Let’s first look at nominal interest rates and inflation separately. Then we’ll see how combining them could impact the demand for gold.

The household savings deposit rate in China is set by the People’s Bank of China. Currently, it’s 2.50% following a 25 basis-point cut by the bank in February. This is the second interest rate cut by the bank in less than four months.

China’s inflation rate is reported by the National Bureau of Statistics of China on a monthly basis. In February, the inflation rate came in at 1.4%. In January, it was 0.8%.

When you combine the nominal rate of 2.50% and inflation of 1.40% for February, you get a 1.10% real rate of interest for savings. This rate is lower than the January rate of 1.95%. But on average, it’s been increasing, a result of low inflation.

An increase in the Chinese real interest rate on savings motivates people to put their money in savings instead of investing in gold.

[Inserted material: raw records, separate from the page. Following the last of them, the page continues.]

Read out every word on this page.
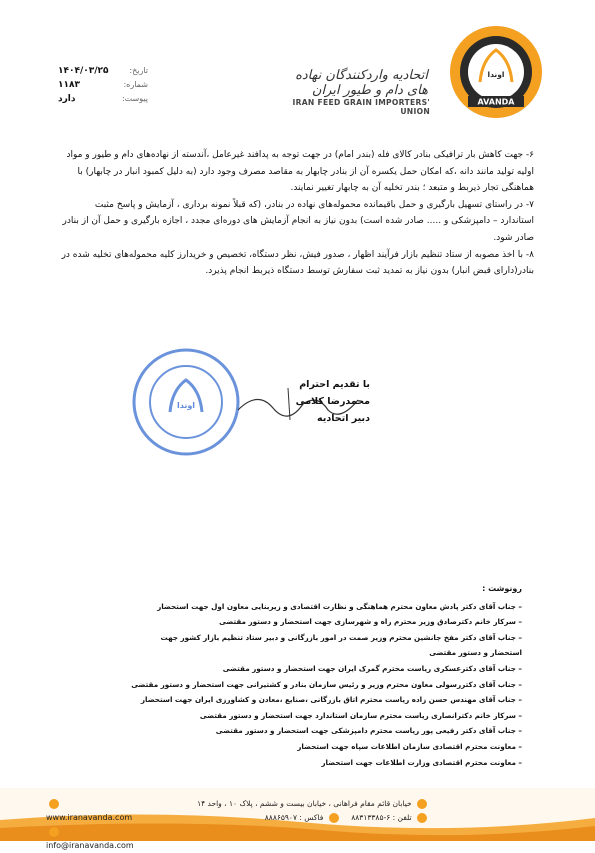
تاریخ:
۱۴۰۴/۰۳/۲۵
شماره:
۱۱۸۳
پیوست:
دارد
اتحادیه واردکنندگان نهاده های دام و طیور ایران
IRAN FEED GRAIN IMPORTERS' UNION
AVANDA
اوندا

۶- جهت کاهش بار ترافیکی بنادر کالای فله (بندر امام) در جهت توجه به پدافند غیرعامل ،آندسته از نهاده‌های دام و طیور و مواد اولیه تولید مانند دانه ،که امکان حمل یکسره آن از بنادر چابهار به مقاصد مصرف وجود دارد (به دلیل کمبود انبار در چابهار) با هماهنگی تجار ذیربط و متبعد ؛ بندر تخلیه آن به چابهار تغییر نمایند.

۷- در راستای تسهیل بارگیری و حمل باقیمانده محموله‌های نهاده در بنادر، (که قبلاً نمونه برداری ، آزمایش و پاسخ مثبت استاندارد – دامپزشکی و ..... صادر شده است) بدون نیاز به انجام آزمایش های دوره‌ای مجدد ، اجازه بارگیری و حمل آن از بنادر صادر شود.

۸- با اخذ مصوبه از ستاد تنظیم بازار فرآیند اظهار ، صدور فیش، نظر دستگاه، تخصیص و خریدارز کلیه محموله‌های تخلیه شده در بنادر(دارای قبض انبار) بدون نیاز به تمدید ثبت سفارش توسط دستگاه ذیربط انجام پذیرد.

اوندا
با تقدیم احترام
محمدرضا کلامی
دبیر اتحادیه
رونوشت :
– جناب آقای دکتر پادش معاون محترم هماهنگی و نظارت اقتصادی و زیربنایی معاون اول جهت استحضار
– سرکار خانم دکترصادق وزیر محترم راه و شهرسازی جهت استحضار و دستور مقتضی
– جناب آقای دکتر مفخ جانشین محترم وزیر صمت در امور بازرگانی و دبیر ستاد تنظیم بازار کشور جهت استحضار و دستور مقتضی
– جناب آقای دکترعسکری ریاست محترم گمرک ایران جهت استحضار و دستور مقتضی
– جناب آقای دکتررسولی معاون محترم وزیر و رئیس سازمان بنادر و کشتیرانی جهت استحضار و دستور مقتضی
– جناب آقای مهندس حسن زاده ریاست محترم اتاق بازرگانی ،صنایع ،معادن و کشاورزی ایران جهت استحضار
– سرکار خانم دکترانصاری ریاست محترم سازمان استاندارد جهت استحضار و دستور مقتضی
– جناب آقای دکتر رفیعی پور ریاست محترم دامپزشکی جهت استحضار و دستور مقتضی
– معاونت محترم اقتصادی سازمان اطلاعات سپاه جهت استحضار
– معاونت محترم اقتصادی وزارت اطلاعات جهت استحضار
خیابان قائم مقام فراهانی ، خیابان بیست و ششم ، پلاک ۱۰ ، واحد ۱۴
تلفن : ۶-۸۸۳۱۳۳۸۵     فاکس : ۸۸۸۶۵۹۰۷
www.iranavanda.com
info@iranavanda.com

Gold is used as an inflation hedge and protects the value of money.

Increasing real interest rates in China will stimulate people to save instead of invest in gold. This is negative for gold prices and gold-backed ETFs such as the SPDR Gold Trust (GLD). It’s also negative for gold stocks such as Goldcorp (GG), Barrick Gold (ABX), Newmont Mining (NEM), Kinross Gold (KGC), and Yamana Gold (AUY). These companies make up 32.7% of the VanEck Vectors Gold Miners ETF (GDX).